12 Jun The conversation with yourself
What conversation is playing in your head? Change the focus for a better life.
Last month we staged our 5th Sales Confidence live event at GoCardless HQ London. We had 100 SaaS enthusiasts watching two sales leaders, a consultant and a coach sharing their secrets. Even if you couldn’t make it, we want to share the inspiration and education with you through our articles.
Our fourth and final speaker was Martin Tucker. Martin is the first sales coach we’ve ever had at a Sales Confidence event, and definitely not the last. Martin is a coach to SaaS sales leaders and specialises in helping sales leaders when they’ve lost their confidence.
Martin shared with us some stories of people he’s helped, as well as some ways to regain your ‘sales confidence’ mindset when times are difficult. His first tip related to self-talk. The dialogue in our heads. Here’s Martin.
‘We all have voices in our heads. What we tend to have is either a positive coach on one shoulder, the angel. Or a negative critic on the other, that’s the devil. What we tend to is focus a lot more on the negative coach, particularly in times when we’re uncertain about stuff. It becomes really loud in our heads. How can you deal with that in terms of it affecting your feelings?’
Because of my experiences with mental health, this is an area I’m fascinated by. I believe that by improving your self-talk, you can enhance your life. It was great to hear Martin share tips on how to do it.
The first step to improving your self-talk is to acknowledge it in the first place. Don’t try to suppress it. Martin puts it this way.
‘Be conscious of what your self-talk is saying to you. What actually is going on in your mind? What is being said to you in your head?’
Only when you realise there is a problem, can you find a solution. I always advise to check in with your head on a regular basis.
Write it down
‘Write down your self-talk. What down what you are saying to yourself. The moment you write it down, it gives you an opportunity to change your self-talk. You can create something more positive in your mind.’
What great advice, and something I do myself regularly. Writing your self-talk down makes it real, not just something playing in your head. Once it’s written down, you can set about changing it.
‘Some self-talk might be. ‘I can’t sell in this market. Brexit has happened. It’s a complete disaster.’ With me, my self-talk was that I was rubbish at negotiation. What do you think happened? The moment I started a negotiation with someone, I would collapse and not get the result I wanted. I probably lost thousands of pounds in commission!’
Change the language
Once your self-talk is on the page, how do you change it?

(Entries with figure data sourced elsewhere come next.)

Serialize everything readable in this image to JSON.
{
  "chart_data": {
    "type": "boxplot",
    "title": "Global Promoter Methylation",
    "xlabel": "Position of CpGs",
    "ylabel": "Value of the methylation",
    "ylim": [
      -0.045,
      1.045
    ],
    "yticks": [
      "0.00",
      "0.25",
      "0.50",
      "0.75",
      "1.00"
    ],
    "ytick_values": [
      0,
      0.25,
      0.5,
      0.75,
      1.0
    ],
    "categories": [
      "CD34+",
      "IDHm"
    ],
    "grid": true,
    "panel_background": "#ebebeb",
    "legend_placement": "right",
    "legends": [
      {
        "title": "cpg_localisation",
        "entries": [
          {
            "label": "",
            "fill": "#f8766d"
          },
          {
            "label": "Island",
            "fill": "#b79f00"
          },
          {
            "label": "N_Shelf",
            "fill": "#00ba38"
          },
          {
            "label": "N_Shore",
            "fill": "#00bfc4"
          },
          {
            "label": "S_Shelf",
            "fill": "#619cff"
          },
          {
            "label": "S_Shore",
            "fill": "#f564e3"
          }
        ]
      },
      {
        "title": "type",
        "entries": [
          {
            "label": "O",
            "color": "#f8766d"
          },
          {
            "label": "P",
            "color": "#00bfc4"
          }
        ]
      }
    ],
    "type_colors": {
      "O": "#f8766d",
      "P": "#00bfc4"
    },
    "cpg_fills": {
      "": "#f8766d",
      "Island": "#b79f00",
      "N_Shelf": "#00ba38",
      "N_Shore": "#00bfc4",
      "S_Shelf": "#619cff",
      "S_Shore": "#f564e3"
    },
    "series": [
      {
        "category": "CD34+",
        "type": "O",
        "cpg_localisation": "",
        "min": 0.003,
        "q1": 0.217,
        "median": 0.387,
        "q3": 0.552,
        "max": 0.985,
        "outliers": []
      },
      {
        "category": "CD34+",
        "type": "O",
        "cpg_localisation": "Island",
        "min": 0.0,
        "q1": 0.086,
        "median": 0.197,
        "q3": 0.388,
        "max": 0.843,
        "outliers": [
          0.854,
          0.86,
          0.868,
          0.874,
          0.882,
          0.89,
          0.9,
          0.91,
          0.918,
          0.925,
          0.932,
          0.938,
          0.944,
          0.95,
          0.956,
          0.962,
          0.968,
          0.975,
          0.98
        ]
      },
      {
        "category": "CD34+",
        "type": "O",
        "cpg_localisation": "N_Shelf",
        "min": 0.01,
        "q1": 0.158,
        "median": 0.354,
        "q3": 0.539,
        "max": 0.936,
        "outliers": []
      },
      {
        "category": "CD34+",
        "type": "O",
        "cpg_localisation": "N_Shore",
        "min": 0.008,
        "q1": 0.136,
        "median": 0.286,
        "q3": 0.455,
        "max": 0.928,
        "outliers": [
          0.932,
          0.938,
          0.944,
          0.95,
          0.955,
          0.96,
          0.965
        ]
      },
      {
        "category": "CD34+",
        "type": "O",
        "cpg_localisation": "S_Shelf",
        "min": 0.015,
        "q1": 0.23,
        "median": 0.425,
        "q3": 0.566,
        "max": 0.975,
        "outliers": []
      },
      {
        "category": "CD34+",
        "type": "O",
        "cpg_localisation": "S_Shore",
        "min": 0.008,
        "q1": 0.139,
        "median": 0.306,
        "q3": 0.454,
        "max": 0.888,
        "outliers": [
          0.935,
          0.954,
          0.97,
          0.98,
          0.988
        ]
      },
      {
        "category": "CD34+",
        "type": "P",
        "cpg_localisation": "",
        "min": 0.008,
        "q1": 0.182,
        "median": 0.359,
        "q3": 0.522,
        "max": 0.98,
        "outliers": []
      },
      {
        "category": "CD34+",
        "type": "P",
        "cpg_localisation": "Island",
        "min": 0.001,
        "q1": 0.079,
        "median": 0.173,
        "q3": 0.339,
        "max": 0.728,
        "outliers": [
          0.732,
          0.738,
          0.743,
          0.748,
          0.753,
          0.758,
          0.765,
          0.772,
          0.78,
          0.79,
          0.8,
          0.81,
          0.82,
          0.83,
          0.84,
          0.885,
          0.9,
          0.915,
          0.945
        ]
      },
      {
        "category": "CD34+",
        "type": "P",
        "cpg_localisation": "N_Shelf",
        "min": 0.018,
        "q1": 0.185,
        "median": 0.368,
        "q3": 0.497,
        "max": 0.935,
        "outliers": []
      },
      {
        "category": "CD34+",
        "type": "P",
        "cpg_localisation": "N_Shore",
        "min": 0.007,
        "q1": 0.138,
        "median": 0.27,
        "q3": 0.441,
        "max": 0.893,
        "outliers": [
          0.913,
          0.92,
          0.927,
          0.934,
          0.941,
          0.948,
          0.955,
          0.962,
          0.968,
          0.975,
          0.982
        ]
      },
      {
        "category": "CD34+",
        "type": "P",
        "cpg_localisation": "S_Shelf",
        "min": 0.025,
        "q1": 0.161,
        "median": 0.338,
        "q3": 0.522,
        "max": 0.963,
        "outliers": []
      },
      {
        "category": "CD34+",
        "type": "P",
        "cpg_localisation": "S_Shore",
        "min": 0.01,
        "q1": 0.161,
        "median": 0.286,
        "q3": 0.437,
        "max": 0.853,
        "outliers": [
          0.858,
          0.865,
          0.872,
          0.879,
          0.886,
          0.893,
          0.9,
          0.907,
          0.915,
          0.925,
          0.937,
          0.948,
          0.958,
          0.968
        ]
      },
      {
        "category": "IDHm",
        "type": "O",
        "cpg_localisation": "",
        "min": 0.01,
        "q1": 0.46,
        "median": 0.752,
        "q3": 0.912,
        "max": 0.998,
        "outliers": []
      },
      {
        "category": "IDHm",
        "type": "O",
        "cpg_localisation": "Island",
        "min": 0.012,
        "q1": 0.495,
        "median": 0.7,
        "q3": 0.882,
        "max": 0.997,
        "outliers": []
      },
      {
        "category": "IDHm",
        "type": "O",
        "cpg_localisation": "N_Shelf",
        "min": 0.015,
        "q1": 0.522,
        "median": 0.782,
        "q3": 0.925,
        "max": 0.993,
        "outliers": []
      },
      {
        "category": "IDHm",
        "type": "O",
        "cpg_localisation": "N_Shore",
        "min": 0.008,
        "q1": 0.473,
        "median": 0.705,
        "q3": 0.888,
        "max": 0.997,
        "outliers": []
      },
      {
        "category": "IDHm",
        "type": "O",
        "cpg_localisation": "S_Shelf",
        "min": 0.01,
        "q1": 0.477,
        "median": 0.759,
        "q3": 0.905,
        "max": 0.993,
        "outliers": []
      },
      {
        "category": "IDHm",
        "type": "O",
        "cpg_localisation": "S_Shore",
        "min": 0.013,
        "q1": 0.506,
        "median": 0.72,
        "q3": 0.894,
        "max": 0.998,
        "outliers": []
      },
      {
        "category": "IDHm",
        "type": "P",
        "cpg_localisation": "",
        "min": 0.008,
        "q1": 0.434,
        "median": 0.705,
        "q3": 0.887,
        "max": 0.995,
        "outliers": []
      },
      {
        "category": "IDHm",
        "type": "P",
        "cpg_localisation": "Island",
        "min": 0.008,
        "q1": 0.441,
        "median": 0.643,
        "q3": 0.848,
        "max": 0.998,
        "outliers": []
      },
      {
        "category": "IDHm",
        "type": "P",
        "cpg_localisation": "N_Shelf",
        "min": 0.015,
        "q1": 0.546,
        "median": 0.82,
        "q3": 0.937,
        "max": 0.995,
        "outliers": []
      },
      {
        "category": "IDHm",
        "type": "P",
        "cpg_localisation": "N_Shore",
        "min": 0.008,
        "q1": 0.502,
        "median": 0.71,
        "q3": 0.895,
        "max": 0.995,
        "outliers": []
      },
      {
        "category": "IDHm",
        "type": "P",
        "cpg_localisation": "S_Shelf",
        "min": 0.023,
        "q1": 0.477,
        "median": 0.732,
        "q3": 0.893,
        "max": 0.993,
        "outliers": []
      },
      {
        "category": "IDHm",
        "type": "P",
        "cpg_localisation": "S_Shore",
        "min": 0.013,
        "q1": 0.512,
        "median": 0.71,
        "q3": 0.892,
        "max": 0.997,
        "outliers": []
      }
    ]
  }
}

It’s all about playing with the language.
‘In terms of the negotiation thing. I started to see negotiation as something that I enjoyed. I soon started to get much better outputs.’
‘With one of my clients, I was working with their sales team around questioning. Some of the salespeople said, ‘I find these questions difficult to ask.’ So what we did is changed the language. We called them the ‘commission questions’. If you ask those questions, you’ll get your commission!’
When you change the way you approach tasks you don’t like, thinking of the positives like commission rather than the negatives like asking questions, they become more natural.
How about you?
This is a subject I certainly want to write another article about, so I can explain how I approach self-talk. Martin’s advice is excellent though. Things always look less troublesome written down than they do swirling around your head. You then have the chance to switch the focus.
Over to you now. What methods do you use to change your self-talk?